Ouvrir une buvette temporaire

31-01-2005
L’ouverture d’un débit de boissons temporaire est soumise à l’autorisation administrative préalable délivrée par le Maire de la commune dans laquelle est envisagée cette ouverture. Le Maire agit dans le cadre de ses pouvoirs de police municipale et il peut apprécier si l’ouverture d’un débit temporaire présente, ou non, un intérêt local. Par exemple, la présence d’un débit sédentaire à proximité de l’emplacement où se déroule une fête publique est de nature à justifier une décision de refus. Afin de respecter la réglementation et en paticulier l’arrêté préfectoral du 16 décembre 1970, l’autorisation d’un débit temporaire devra faire mention de l’heure de fermeture obligatoire, c’est à dire 1 heure du matin. Il est possible d’accorder des dérogations à cette heure de fermeture tardive.

L’ouverture des débits de boissons temporaires est prévue par les articles L.3334-1 et L.3334-2 du Code de la Santé publique.

Il convient de distinguer :
1. les débits de boissons autorisés à l’occasion d’une manifestation,
2. les débits temporaires fonctionnant dans l’enceinte des expositions ou des foires organisées par l’Etat, les collectivités publiques ou les associations reconnues d’utilité publique.

I - Les débits de boissons organisés à l’occasion d’une manifestation
L’autorisation ne peut concerner que les boissons des deux premiers groupes, ainsi définis à l’article L.3321-1 du Code de la Santé publique.
1er groupe : boissons sans alcool: eaux minérales ou gazéifiées, jus de fruits ou légumes non fermentés, limonades, infusions, lait; café, thé, chocolat,...
2e groupe : boissons alcoolisées suivantes : vin, bière, cidre, poiré, hydromel, vins doux naturels, crèmes de cassis, jus de fruits ou de légumes fermentés.
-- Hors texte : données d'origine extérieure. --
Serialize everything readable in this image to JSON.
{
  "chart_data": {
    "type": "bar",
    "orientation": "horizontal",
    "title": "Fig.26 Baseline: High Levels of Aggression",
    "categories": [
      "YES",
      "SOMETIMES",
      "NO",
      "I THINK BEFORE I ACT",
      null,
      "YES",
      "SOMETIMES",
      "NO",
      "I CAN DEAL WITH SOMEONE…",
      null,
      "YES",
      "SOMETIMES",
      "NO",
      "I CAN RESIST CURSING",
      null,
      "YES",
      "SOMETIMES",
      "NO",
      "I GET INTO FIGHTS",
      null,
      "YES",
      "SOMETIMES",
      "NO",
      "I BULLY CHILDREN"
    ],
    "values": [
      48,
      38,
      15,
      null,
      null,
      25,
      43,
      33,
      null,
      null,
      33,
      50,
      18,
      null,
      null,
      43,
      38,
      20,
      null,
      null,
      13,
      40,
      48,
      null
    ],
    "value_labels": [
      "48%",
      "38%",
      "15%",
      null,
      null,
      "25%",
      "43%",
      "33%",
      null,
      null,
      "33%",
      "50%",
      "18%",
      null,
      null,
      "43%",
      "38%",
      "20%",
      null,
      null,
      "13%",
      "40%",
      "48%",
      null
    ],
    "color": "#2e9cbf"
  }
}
La limitation du nombre d’autorisations annuelles
L’article L. 3334-2 du Code de la santé publique a limité à cinq le nombre d’autorisations annuelles par association. La déclaration aux douanes ainsi que la perception d’un droit de timbre ont été supprimées. Les limites tenant au respect des zones protégées. En principe, un débit de boissons temporaire ne peut être autorisé à s’installer à l’intérieur des différentes zones protégées.

L’article 1 de l’arrêté préfectoral du 30 octobre 1990 dispose ainsi qu’aucun ”débit de boisson de 2e catégorie (...) ne peut être établi à une distance inférieure à 100m autour des édifices et établissements suivants : edifices cultuels, cimetières, hôpitaux, écoles, stades, piscines terrains de sports, établissements pénitentiaires, casernes, camps, arsenaux, bâtiments affectés au fonctionnement des entreprises de transport.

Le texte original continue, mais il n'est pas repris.